Luís Severiano Soares Rodrigues*

Uma das imensas vantagens da monarquia constitucional, sobre a república é sem dúvida, a chefia de Estado estar destinada à uma pessoa que será preparada para exercê-la, desde o berço, e também afastar esse elevado posto de aventureiros. O exemplo mais bem acabado desse fato, é sem dúvida D. Pedro II, nosso inolvidável Imperador, cujo patriotismo e dedicação à Pátria, e dentre aqueles que posteriormente usurparam a chefia do Estado, não encontra, nem de longe semelhança. Esse eclipse na chefia do Estado, só se deu em função do acidente de percurso que foi o golpe de Estado de 15 de novembro de 1889. Pois Dona Isabel, era o amor vivo ao Brasil e seu sucessor constitucional, a partir de 1908, D. Luiz, um exemplo de preparo e abnegação para com a missão que a providência lhe reservou.

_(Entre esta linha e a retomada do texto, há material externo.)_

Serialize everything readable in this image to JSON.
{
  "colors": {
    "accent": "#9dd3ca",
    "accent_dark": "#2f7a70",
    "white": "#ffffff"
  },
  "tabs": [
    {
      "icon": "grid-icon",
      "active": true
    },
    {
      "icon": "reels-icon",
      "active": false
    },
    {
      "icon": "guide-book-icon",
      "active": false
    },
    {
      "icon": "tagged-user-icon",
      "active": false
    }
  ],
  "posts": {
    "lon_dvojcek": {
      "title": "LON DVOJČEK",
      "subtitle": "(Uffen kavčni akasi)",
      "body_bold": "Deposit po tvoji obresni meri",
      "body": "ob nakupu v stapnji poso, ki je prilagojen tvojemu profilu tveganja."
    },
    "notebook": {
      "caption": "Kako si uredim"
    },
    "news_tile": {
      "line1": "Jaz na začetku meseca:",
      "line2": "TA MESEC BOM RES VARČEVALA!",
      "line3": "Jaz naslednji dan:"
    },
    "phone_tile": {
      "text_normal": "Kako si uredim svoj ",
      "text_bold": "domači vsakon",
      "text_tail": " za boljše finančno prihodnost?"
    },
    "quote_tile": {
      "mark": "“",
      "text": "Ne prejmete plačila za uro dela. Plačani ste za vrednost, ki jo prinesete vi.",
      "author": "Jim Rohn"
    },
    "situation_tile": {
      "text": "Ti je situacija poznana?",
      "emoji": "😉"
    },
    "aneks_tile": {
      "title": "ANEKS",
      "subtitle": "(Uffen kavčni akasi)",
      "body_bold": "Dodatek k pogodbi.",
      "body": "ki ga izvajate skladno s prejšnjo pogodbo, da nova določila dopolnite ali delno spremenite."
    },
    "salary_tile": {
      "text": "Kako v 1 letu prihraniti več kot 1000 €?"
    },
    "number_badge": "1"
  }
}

Em se analisando a evolução política brasileira posteriormente, aos negros tempos da república à ferro e fogo, temos que a ação de D. Luiz foi sem dúvida a maior possibilidade de restauração da monarquia brasileira. Homem de grande valor, construiu, D. Luiz toda uma legião de admiradores no Brasil. Sua ação começa antes mesmo da renúncia de D. Pedro de Alcântara, homem igualmente valoroso, mas que escolheu abdicar ao trono, para realizar um casamento morganático. Com sua viagem à América do Sul em 1907, cuja chegada ao Rio de Janeiro, causou o maior desespero nas autoridades republicanas. Impedido de desembarcar, o jovem príncipe recebe a bordo do Amazone, legiões de amigos e simpatizantes, movimento que teve ampla e farta cobertura da imprensa da capital federal. Numa melhor aproximação do que foi a essa visita, temos as palavras do Marechal Mas carenhas de Moraes, que trata da continuação da viagem de D. Luiz em suas Memórias. “Nos primeiros dias de setembro de 1907 emocionasse a população corumbaense com a notícia de estar em Porto Suarez, povoação boliviana próxima à Corumbá, o príncipe brasileiro d. Luiz de Orleans e Bragança, filho do Conde d`Eu e neto de D. Pedro II. Aquela real pessoa vinha descendo os Andes bolivianos em excursão de turismo e aguardava, na fronteira, um vapor estrangeiro para levá-lo a Buenos Aires, uma vez que a situação de banido do Brasil não lhe permitia entrar em território nacional.””O imprevisto acontecimento preocupava o Almirante Guilhobel, velho amigo da família imperial, e inquietava o general Vespasiano, comandante do Distrito Militar, republicano vermelho e florianista exaltado. Finalmente, a 28 de setembro descia silenciosamente o rio Paraguai o vapor uruguaio Fernando Braga, levando à bordo o herdeiro presuntivo do trono do Brasil , cuja passagem por Corumbá inquietou, algo o povo e as autoridades da heróica cidade”.(pag. 32). Dessa viagem D. Luiz escreveria um livro importantíssimo, intitulado “Sob o Cruzeiro do Sul”, onde expõe ao longo da narrativa muito do seu pensamento político, e sua condição de arguto observador. Esse livro se junta aos outros livros sobre suas viagens, na Europa, África, América do Norte e Ásia, que o credenciaram a ser eleito sócio correspondente ao Instituto Histórico e Geográfico Brasileiro e a Sociedade Geográfica Brasileira.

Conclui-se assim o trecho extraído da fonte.